Il comma 4 precisa poi che le caratteristiche di immodificabilità e di integrità di un documento informatico sono determinate da una o più delle seguenti operazioni:

  • la sottoscrizione con firma digitale ovvero con firma elettronica qualificata;
  • l’apposizione di una validazione temporale;
  • il trasferimento a soggetti terzi con posta elettronica certificata con ricevuta completa;
  • la memorizzazione su sistemi di gestione documentale che adottino idonee politiche di sicurezza;
  • il versamento ad un sistema di conservazione.
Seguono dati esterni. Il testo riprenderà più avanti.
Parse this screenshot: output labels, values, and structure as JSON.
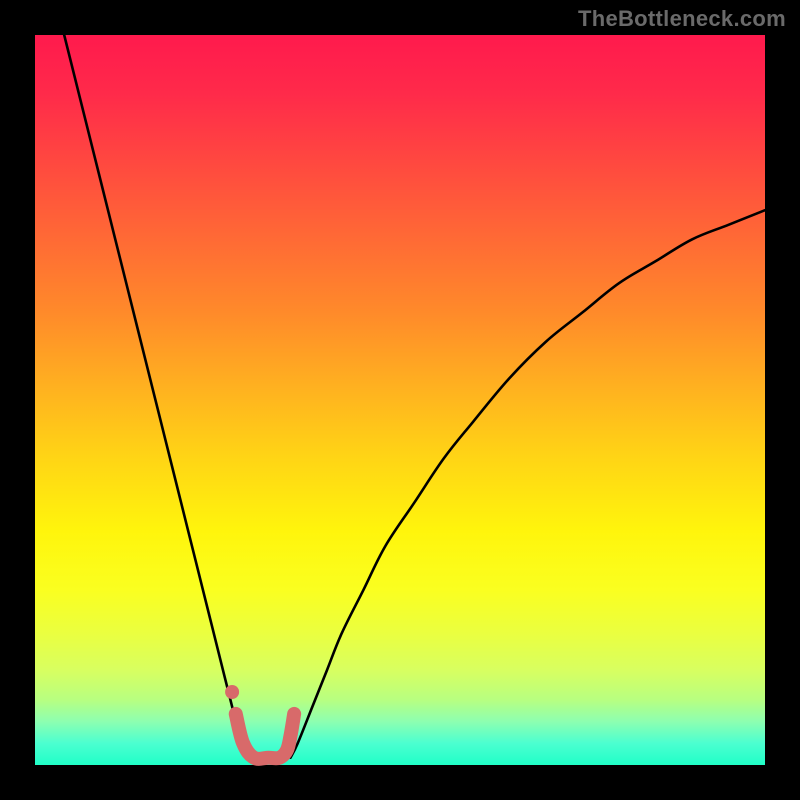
{
  "watermark": "TheBottleneck.com",
  "colors": {
    "frame": "#000000",
    "curve": "#000000",
    "marker": "#d86a6a",
    "gradient_top": "#ff1a4d",
    "gradient_bottom": "#20ffc8"
  },
  "chart_data": {
    "type": "line",
    "title": "",
    "xlabel": "",
    "ylabel": "",
    "xlim": [
      0,
      100
    ],
    "ylim": [
      0,
      100
    ],
    "series": [
      {
        "name": "left-curve",
        "x": [
          4,
          6,
          8,
          10,
          12,
          14,
          16,
          18,
          20,
          22,
          24,
          26,
          27,
          28,
          29
        ],
        "y": [
          100,
          92,
          84,
          76,
          68,
          60,
          52,
          44,
          36,
          28,
          20,
          12,
          8,
          4,
          1
        ]
      },
      {
        "name": "right-curve",
        "x": [
          35,
          36,
          38,
          40,
          42,
          45,
          48,
          52,
          56,
          60,
          65,
          70,
          75,
          80,
          85,
          90,
          95,
          100
        ],
        "y": [
          1,
          3,
          8,
          13,
          18,
          24,
          30,
          36,
          42,
          47,
          53,
          58,
          62,
          66,
          69,
          72,
          74,
          76
        ]
      },
      {
        "name": "marker-segment",
        "x": [
          27.5,
          28.5,
          30,
          32,
          33.5,
          34.5,
          35,
          35.5
        ],
        "y": [
          7,
          3,
          1,
          1,
          1,
          2,
          4,
          7
        ]
      }
    ],
    "marker_dot": {
      "x": 27,
      "y": 10
    },
    "annotations": []
  }
}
Si veda, inoltre, il DPCM del 22 febbraio 2013, recante le “Regole tecniche in materia di generazione, apposizione e verifica delle firme elettroniche avanzate, qualificate e digitali”, il quale stabilisce all’art. 4, comma 3 che “Il documento informatico, sottoscritto con firma elettronica qualificata o firma digitale, non soddisfa il requisito di immodificabilità del documento previsto dall’art. 21, comma 2, del Codice, se contiene macroistruzioni, codici eseguibili o altri elementi, tali da attivare funzionalità che possano modificare gli atti, i fatti o i dati nello stesso rappresentati.

Di fronte a tale quadro normativo, appare alquanto inutile (nel senso di inidoneità a raggiungere un determinato scopo) affermare, in via del tutto autoreferenziale, la capacità degli smart contracts di soddisfare il requisito della forma scritta, in quanto, perché siano considerati al pari dei contratti resi in forma scritta e sottoscritti con firma autografa, dovranno essere conformi  alle regole tecniche che stabiliscono quando un programma per elaboratore possa essere riconducibile  ad un documento informatico “immodificabile”.

In tale cornice si inserisce l’iniziativa del Governo di istituire un Gruppo di esperti in blockchain e in intelligenza artificiale per creare una strategia nazionale sull’utilizzo di tali tecnologie, con lo scopo di approntare gli strumenti normativi e tecnici e le risorse per la loro diffusione. A ciò si aggiunga l’iniziativa di 23 paesi europei di dare vita alla European Blockchain Partnership, alla quale, recentemente, ha aderito anche l’Italia, che punta a favorire la collaborazione tra gli stati membri per lo scambio di esperienze e di expertise, sia sul piano tecnico sia su quello della regolamentazione, e che dovrebbe portare alla progettazione e il lancio di una Blockchain dell’Unione Europea.